Table 5 Result analysis of existing with proposed method on applied database in terms of classification accuracy

Fig. 8

Accuracy analysis of proposed model in terms of NEMA CT and OASIS MRI

5 Conclusion

This paper has developed a new M-BMIRC technique for retrieving and classifying the biomedical images from huge databases. The proposed model performs the retrieval and classification processes using feature extraction, similarity measurement, and classification.
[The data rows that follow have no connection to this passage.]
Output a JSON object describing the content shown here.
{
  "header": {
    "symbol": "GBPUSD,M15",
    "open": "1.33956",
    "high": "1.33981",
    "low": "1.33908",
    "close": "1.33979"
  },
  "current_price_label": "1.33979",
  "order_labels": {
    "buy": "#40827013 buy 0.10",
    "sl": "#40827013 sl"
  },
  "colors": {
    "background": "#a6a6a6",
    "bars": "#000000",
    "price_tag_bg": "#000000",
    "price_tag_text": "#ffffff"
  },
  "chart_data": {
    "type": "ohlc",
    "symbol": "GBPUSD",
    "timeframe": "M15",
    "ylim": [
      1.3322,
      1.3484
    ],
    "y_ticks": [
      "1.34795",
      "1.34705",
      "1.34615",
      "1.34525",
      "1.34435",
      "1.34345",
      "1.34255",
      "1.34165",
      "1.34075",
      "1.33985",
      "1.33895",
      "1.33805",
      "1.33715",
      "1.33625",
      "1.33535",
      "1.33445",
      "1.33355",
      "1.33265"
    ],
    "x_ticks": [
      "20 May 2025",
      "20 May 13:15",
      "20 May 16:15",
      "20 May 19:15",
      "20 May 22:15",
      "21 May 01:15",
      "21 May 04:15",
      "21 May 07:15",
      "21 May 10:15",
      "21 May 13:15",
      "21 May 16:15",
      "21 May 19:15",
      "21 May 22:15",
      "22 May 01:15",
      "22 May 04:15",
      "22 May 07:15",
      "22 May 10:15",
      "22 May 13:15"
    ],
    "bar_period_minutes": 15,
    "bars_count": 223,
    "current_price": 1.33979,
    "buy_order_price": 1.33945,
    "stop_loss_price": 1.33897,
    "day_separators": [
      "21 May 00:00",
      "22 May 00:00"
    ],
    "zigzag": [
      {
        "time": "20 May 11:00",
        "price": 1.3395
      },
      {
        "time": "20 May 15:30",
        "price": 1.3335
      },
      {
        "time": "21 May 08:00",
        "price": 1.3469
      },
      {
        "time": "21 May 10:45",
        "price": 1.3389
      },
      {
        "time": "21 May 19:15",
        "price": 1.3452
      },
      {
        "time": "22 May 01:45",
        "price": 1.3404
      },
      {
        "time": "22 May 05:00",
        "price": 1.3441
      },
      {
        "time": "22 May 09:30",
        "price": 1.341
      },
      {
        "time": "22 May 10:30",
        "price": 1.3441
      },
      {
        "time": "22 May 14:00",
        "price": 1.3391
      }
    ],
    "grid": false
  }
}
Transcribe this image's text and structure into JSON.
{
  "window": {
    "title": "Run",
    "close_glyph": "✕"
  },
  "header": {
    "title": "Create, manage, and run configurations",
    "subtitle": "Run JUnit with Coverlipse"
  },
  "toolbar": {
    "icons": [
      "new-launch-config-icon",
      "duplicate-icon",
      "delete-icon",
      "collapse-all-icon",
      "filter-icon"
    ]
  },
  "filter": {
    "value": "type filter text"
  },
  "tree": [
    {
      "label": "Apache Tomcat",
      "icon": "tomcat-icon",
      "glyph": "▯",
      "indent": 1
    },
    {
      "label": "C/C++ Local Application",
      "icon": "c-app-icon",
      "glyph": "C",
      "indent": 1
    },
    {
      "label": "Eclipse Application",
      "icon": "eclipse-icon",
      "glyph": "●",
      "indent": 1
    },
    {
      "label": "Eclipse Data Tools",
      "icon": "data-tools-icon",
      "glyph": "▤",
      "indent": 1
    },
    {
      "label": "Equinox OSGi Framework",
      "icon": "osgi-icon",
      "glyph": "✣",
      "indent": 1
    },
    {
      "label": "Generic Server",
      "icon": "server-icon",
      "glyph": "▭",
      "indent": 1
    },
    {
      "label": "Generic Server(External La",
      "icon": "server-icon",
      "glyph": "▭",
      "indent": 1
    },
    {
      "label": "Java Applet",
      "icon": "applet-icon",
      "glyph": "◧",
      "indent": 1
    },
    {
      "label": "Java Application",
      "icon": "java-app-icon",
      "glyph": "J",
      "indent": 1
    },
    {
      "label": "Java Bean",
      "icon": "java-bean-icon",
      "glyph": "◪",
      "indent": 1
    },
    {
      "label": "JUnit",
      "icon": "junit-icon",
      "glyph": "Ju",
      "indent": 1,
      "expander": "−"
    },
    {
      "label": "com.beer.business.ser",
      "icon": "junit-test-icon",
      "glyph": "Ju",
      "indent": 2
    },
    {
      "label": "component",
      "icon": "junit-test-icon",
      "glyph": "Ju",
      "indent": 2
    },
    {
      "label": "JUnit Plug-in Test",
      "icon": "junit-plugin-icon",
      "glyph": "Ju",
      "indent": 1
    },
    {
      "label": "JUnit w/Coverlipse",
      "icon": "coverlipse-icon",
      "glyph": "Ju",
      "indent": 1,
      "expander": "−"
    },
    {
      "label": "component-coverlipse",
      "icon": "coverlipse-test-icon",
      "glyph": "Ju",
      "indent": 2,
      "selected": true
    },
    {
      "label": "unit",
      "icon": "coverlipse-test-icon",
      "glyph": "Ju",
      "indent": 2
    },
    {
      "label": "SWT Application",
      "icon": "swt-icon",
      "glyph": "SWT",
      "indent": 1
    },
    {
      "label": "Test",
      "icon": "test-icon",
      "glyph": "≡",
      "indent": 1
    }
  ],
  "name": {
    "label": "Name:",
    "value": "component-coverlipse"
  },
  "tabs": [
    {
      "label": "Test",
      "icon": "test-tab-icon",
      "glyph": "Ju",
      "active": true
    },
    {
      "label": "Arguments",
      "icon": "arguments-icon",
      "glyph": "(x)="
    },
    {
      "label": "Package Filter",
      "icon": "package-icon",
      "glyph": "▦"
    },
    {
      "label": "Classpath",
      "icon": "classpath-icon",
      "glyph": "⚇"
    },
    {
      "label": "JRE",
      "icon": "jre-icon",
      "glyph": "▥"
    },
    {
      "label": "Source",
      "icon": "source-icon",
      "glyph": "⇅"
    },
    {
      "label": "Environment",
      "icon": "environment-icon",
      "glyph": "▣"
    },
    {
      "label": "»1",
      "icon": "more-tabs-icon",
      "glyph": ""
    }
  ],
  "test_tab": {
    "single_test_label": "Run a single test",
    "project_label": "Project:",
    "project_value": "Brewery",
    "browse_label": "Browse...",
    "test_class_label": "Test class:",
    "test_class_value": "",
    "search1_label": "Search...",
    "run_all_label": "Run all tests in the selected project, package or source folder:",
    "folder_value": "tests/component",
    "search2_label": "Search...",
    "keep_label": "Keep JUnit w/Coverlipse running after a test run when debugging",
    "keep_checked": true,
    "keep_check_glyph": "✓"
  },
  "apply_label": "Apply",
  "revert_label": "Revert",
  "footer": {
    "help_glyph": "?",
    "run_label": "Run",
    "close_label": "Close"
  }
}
Firstly, the ensemble of handcrafted features using ZM and deep features from DCNN is extracted from the input image. On the application of QI as input, the Hausdorff Distance based similarity measure is employed to determine the related images to be retrieved. Finally, the PNN model is applied to the retrieved images to determine the actual class labels of them. For experimental validation, two benchmark medical datasets are used, and the experimental results ensured the superior performance of the proposed model over the existing methods. In future, the outcome of the presented model can be enhanced using the learning rate scheduling technique for DCNN.